Governors and Foreign Grips
The Chief of Staff, General Aliyu Mohammed-Gusau, has at last put the presidential plea into writing. Titled "Travelling Abroad Without Informing His Excellency," the chief's letter expressed His Excellency's displeasure with the refusal of some governors to inform the president of their foreign trips despite earlier pleas to do so. As the letter puts it, the absence of governors from the country without the president's knowledge poses some kind of danger to national security.
Though the letter was equally dispatched to some ministers and presidential aides, the governors are its unmistakable target. After the letter was issued, anonymous presidential aides went to work in the media giving hints of what would befall recalcitrant governors who refuse to confess to their foreign trips. They have all alluded to the presidential "big stick" and the fate that befell suspended Governor Joshua Dariye whose Plateau State is now under emergency rule.
This sort of subtle blackmail is not only crude but quite unnecessary. We are not under either a military rule or a unitary government. This is a federation with constitutional devolution of duties and powers to different tiers of government. If we must run our presidential system of government in this federal set-up, we had better run it well in the proper spirit of the Constitution.
The president can issue this type of order to his ministers and aides who are his political appointees and sack those of them who refuse to comply. But governors are different. Not being his appointees, they are not answerable to the president.

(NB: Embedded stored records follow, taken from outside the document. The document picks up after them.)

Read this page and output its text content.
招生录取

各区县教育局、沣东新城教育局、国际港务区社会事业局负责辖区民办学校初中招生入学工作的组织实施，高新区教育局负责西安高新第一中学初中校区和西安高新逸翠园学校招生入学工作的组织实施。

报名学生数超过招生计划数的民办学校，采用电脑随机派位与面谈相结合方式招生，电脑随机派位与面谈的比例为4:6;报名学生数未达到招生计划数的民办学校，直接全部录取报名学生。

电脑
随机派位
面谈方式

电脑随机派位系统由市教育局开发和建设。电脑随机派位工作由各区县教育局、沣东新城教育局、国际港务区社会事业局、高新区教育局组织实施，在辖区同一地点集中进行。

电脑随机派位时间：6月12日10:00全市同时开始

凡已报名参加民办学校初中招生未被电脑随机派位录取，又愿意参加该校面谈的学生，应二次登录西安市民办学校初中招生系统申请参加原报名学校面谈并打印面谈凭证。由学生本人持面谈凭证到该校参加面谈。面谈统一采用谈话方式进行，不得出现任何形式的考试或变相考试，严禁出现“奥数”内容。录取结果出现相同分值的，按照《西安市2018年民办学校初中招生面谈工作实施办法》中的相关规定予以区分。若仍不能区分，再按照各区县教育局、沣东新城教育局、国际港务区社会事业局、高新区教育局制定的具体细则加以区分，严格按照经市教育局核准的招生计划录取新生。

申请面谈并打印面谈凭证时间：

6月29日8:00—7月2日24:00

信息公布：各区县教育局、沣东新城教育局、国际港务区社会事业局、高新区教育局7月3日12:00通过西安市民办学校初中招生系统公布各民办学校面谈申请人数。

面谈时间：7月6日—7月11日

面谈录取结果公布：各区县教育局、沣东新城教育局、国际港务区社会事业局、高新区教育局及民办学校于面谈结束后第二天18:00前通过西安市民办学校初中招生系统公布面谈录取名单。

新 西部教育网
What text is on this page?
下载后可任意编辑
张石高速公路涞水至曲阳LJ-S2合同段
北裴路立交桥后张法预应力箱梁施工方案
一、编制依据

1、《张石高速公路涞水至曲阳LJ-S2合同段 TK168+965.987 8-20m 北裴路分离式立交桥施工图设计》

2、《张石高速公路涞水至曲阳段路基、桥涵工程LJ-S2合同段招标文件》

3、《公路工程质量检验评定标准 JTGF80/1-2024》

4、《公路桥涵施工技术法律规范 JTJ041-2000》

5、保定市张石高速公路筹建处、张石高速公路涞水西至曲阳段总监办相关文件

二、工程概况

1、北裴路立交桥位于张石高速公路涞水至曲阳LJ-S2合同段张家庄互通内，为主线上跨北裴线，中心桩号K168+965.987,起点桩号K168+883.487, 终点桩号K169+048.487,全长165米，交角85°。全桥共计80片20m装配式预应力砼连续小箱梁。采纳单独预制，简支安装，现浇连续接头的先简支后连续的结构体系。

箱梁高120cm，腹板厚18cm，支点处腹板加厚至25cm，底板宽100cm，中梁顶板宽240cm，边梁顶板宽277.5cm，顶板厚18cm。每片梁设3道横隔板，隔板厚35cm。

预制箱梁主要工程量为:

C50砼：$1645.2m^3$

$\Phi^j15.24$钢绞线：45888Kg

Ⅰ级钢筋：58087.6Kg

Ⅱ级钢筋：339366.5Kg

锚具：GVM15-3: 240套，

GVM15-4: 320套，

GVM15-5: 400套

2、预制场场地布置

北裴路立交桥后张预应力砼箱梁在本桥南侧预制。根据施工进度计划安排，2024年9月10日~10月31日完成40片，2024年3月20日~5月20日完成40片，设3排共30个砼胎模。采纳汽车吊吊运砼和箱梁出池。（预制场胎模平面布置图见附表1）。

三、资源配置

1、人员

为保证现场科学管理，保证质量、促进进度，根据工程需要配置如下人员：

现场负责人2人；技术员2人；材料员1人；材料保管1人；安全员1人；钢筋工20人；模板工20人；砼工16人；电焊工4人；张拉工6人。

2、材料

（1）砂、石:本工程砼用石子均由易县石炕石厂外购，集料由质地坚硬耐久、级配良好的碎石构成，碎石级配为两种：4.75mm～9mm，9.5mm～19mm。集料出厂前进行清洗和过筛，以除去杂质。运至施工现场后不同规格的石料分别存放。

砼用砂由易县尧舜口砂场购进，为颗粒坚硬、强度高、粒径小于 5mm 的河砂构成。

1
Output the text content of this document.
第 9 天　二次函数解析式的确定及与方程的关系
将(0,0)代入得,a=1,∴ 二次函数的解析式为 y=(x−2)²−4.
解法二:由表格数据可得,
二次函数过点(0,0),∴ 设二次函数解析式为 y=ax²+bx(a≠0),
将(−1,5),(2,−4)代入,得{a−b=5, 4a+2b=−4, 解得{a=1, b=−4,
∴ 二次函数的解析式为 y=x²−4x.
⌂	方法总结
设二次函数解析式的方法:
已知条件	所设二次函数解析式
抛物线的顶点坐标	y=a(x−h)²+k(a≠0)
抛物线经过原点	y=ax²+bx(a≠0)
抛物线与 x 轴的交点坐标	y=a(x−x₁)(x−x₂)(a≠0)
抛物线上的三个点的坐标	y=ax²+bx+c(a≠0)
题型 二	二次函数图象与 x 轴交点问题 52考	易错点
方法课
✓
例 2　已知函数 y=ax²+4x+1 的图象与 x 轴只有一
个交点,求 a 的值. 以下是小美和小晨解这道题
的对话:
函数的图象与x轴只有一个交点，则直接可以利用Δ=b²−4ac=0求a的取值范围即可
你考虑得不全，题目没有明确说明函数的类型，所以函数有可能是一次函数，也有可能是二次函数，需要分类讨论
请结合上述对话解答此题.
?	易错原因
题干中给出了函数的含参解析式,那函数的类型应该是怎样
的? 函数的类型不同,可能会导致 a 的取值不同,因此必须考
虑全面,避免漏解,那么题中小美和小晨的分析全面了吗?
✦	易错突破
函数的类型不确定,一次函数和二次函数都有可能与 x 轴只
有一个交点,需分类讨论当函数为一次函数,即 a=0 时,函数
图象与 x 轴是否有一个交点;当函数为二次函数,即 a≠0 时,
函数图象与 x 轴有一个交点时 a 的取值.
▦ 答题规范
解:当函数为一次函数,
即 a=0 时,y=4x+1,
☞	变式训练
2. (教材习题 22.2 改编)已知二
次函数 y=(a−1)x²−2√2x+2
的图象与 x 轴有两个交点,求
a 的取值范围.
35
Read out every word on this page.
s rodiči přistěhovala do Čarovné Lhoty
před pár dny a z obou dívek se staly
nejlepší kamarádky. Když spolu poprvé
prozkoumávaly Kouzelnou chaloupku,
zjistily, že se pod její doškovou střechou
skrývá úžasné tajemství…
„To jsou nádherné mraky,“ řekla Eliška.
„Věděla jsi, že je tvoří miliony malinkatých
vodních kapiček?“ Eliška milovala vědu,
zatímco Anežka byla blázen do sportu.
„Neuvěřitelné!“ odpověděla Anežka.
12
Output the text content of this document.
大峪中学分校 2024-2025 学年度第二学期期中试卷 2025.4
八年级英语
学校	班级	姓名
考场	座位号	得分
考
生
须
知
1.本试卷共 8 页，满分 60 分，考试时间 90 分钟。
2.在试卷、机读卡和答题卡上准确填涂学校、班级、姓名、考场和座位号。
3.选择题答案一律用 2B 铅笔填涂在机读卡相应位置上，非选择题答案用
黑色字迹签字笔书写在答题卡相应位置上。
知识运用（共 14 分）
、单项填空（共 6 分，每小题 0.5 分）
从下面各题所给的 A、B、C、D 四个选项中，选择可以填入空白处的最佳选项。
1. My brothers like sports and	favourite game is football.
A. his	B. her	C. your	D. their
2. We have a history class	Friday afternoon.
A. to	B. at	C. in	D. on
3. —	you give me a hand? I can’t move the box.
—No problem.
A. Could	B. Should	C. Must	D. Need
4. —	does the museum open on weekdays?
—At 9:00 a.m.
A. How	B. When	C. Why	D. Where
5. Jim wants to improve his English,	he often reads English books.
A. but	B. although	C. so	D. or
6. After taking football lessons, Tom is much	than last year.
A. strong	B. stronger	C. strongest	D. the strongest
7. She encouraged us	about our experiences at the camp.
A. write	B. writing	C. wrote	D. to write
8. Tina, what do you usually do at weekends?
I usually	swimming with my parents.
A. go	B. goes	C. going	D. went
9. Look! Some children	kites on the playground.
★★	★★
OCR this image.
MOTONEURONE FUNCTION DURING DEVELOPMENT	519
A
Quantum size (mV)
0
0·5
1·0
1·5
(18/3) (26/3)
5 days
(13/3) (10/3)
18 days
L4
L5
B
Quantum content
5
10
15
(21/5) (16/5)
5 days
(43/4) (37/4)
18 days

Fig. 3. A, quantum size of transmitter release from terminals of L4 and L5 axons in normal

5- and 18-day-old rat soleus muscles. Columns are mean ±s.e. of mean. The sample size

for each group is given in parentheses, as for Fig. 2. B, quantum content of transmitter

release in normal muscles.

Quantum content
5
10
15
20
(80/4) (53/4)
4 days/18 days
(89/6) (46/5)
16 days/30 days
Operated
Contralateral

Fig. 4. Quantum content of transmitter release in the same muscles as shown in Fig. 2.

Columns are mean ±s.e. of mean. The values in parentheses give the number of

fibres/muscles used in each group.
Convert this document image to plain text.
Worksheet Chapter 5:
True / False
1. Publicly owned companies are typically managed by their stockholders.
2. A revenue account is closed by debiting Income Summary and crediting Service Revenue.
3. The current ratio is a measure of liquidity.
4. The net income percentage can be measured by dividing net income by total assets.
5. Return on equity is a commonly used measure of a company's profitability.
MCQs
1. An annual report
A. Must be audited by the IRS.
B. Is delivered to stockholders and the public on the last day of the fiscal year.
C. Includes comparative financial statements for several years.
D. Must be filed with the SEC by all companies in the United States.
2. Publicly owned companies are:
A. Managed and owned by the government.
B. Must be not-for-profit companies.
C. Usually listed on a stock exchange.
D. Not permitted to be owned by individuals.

Like the United States from where we borrowed our Constitution and the instruments of government, governors there don't have to inform the White House before travelling abroad because they know it is absolutely unnecessary.
It is a constitutional fact that states don't require the president to run their affairs. And in the absence of a governor, the deputy is there, naturally and constitutionally, to run the state. In matters of national security, we know that the Constitution humours the governors as the chief security officers of their states. But that is only a manner of speaking. In reality, however, all the instruments of giving effect to this security object are wholly in the hands of the president.
If any of the security agencies briefs the governor at all, it is a matter of courtesy, not duty. And they neither report to nor take instructions from governors. The security agencies, be it the police, the state security services or the armed forces, are wholly answerable to the president from whom they take all instructions. In the strict sense of it, the president doesn't require the presence of a governor to maintain security in a state.
Still, we don't believe that the president's concern over gubernatorial trips is entirely misplaced. Truth be told, some governors have been behaving irresponsibly, frittering away the meagre resources of their states on junkets abroad. Like Nero, the now suspended Governor Dariye was practically fiddling in London while Plateau State was on fire. Again, the recent flare-up in Rivers State in which many persons died caught Governor Peter Odili abroad. When all of this is taken together with allegations that governors are squirreling away their states' financial resources into their personal bank accounts abroad, it isn't surprising that the president scolds them routinely like errant school children.
The natural thing to expect in this sort of situation is that the governors would learn either to check themselves or to be checked by the Houses of Assembly. Unfortunately, not much of this is happening presumably because many of these political office-holders were not elected freely and fairly, and so don't have a sense of a pact with the electorate.
This is a pity, no doubt. But this is not a defect which a presidential memo can cure. If the president is merely using threat to national security as a ploy to dissuade governors from spending public money on frequent personal trips abroad, there's pretty little he can achieve by that strategy.
But if the real issue is one of corruption, then we are sure that this president, with his anti-corruption rhetoric and array of institutions to fight corruption, knows exactly what to do, that is, if he has the political will.